Wednesday, December 17, 2008

Reflection

In the teen years your own identity was a consolidation of various characters that made up your peer. Nothing matter more than earning the acceptance of these people, the same folks that you'd forget in ten years.

In your twenties you had just graduated from college and all you wanted to do was fit in with the culture of your new job, and you were too busy kissing your boss' ass to notice the number they assigned to your new identity. Outside of work you dated often, had occassional one-night stands, and then prayed that you didn't inherit a veneral disease while you waited in the clinic for the test result. You had sworn to use a condom from then on, until the next time the vodka tonic convinced you that this was THE woman, the one "forever." Until, that is, you didn't call her back. As your twenties came to an end, you were lucky to not have been entirely sodomized by the boss or be on a super-cocktail of pharmaceuticals to control some exotic genital herpes. A congratulations was in order, and it's the reason they celebrate the big 3-0 so vigorously.
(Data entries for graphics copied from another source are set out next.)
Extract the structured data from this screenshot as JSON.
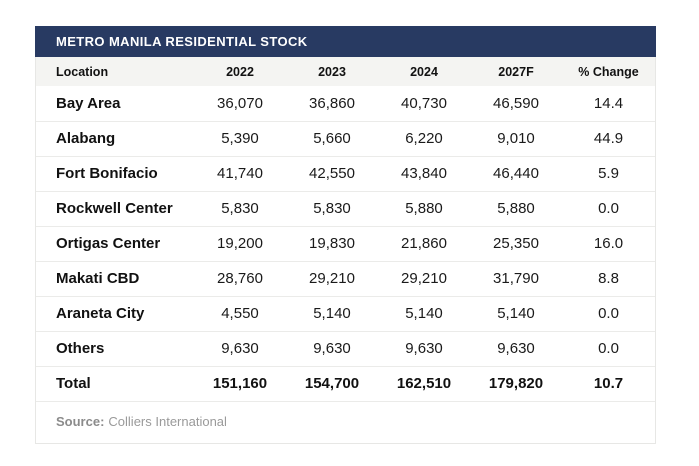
{
  "table": {
    "title": "METRO MANILA RESIDENTIAL STOCK",
    "columns": [
      "Location",
      "2022",
      "2023",
      "2024",
      "2027F",
      "% Change"
    ],
    "rows": [
      {
        "location": "Bay Area",
        "values": [
          "36,070",
          "36,860",
          "40,730",
          "46,590",
          "14.4"
        ]
      },
      {
        "location": "Alabang",
        "values": [
          "5,390",
          "5,660",
          "6,220",
          "9,010",
          "44.9"
        ]
      },
      {
        "location": "Fort Bonifacio",
        "values": [
          "41,740",
          "42,550",
          "43,840",
          "46,440",
          "5.9"
        ]
      },
      {
        "location": "Rockwell Center",
        "values": [
          "5,830",
          "5,830",
          "5,880",
          "5,880",
          "0.0"
        ]
      },
      {
        "location": "Ortigas Center",
        "values": [
          "19,200",
          "19,830",
          "21,860",
          "25,350",
          "16.0"
        ]
      },
      {
        "location": "Makati CBD",
        "values": [
          "28,760",
          "29,210",
          "29,210",
          "31,790",
          "8.8"
        ]
      },
      {
        "location": "Araneta City",
        "values": [
          "4,550",
          "5,140",
          "5,140",
          "5,140",
          "0.0"
        ]
      },
      {
        "location": "Others",
        "values": [
          "9,630",
          "9,630",
          "9,630",
          "9,630",
          "0.0"
        ]
      }
    ],
    "total": {
      "location": "Total",
      "values": [
        "151,160",
        "154,700",
        "162,510",
        "179,820",
        "10.7"
      ]
    },
    "source_label": "Source:",
    "source_text": "Colliers International"
  },
  "colors": {
    "title_bar_bg": "#283a62",
    "title_text": "#ffffff",
    "header_row_bg": "#f4f4f2",
    "row_border": "#ebebe9",
    "body_text": "#1a1a1a",
    "source_text": "#9a9a9a"
  },
  "chart_data": {
    "type": "table",
    "title": "METRO MANILA RESIDENTIAL STOCK",
    "columns": [
      "Location",
      "2022",
      "2023",
      "2024",
      "2027F",
      "% Change"
    ],
    "rows": [
      [
        "Bay Area",
        36070,
        36860,
        40730,
        46590,
        14.4
      ],
      [
        "Alabang",
        5390,
        5660,
        6220,
        9010,
        44.9
      ],
      [
        "Fort Bonifacio",
        41740,
        42550,
        43840,
        46440,
        5.9
      ],
      [
        "Rockwell Center",
        5830,
        5830,
        5880,
        5880,
        0.0
      ],
      [
        "Ortigas Center",
        19200,
        19830,
        21860,
        25350,
        16.0
      ],
      [
        "Makati CBD",
        28760,
        29210,
        29210,
        31790,
        8.8
      ],
      [
        "Araneta City",
        4550,
        5140,
        5140,
        5140,
        0.0
      ],
      [
        "Others",
        9630,
        9630,
        9630,
        9630,
        0.0
      ],
      [
        "Total",
        151160,
        154700,
        162510,
        179820,
        10.7
      ]
    ],
    "source": "Colliers International"
  }
}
In your 30s you are a little more yourself, not in that emerging-from-a-drunk stupor, but mostly from the fact that you are more at peace with whom you've become. You are confident with yourself enough to tell the world to go screw itself, and you're skilled and marketable enough to tell your boss to go fuck himself. Of course, you don't. Because you now have a wife for whom to care and a mortgage to pay and you prefer not to introduce instability into your life.

And so you continue to work for The Man, putting in the manual and menial hours to pay for a life that you've built while burying the dreams that you once had, a little deeper each year. It's not a novel story, but one of millions. And in this you find comfort, along with a glass of whisky with two ice cubes.

How in the world did this beautiful woman become your wife and how in the world did you come to own all that you do? A three-bedroom home, a fancy car, three bikes, a motorcycle and a dog. A room full of books, half read and mostly forgotten, and a flat-screen television that's constantly on but nothing to watch. A leather couch and a coffee table on which you put your domestic lives, and a dining-room set that never gets used.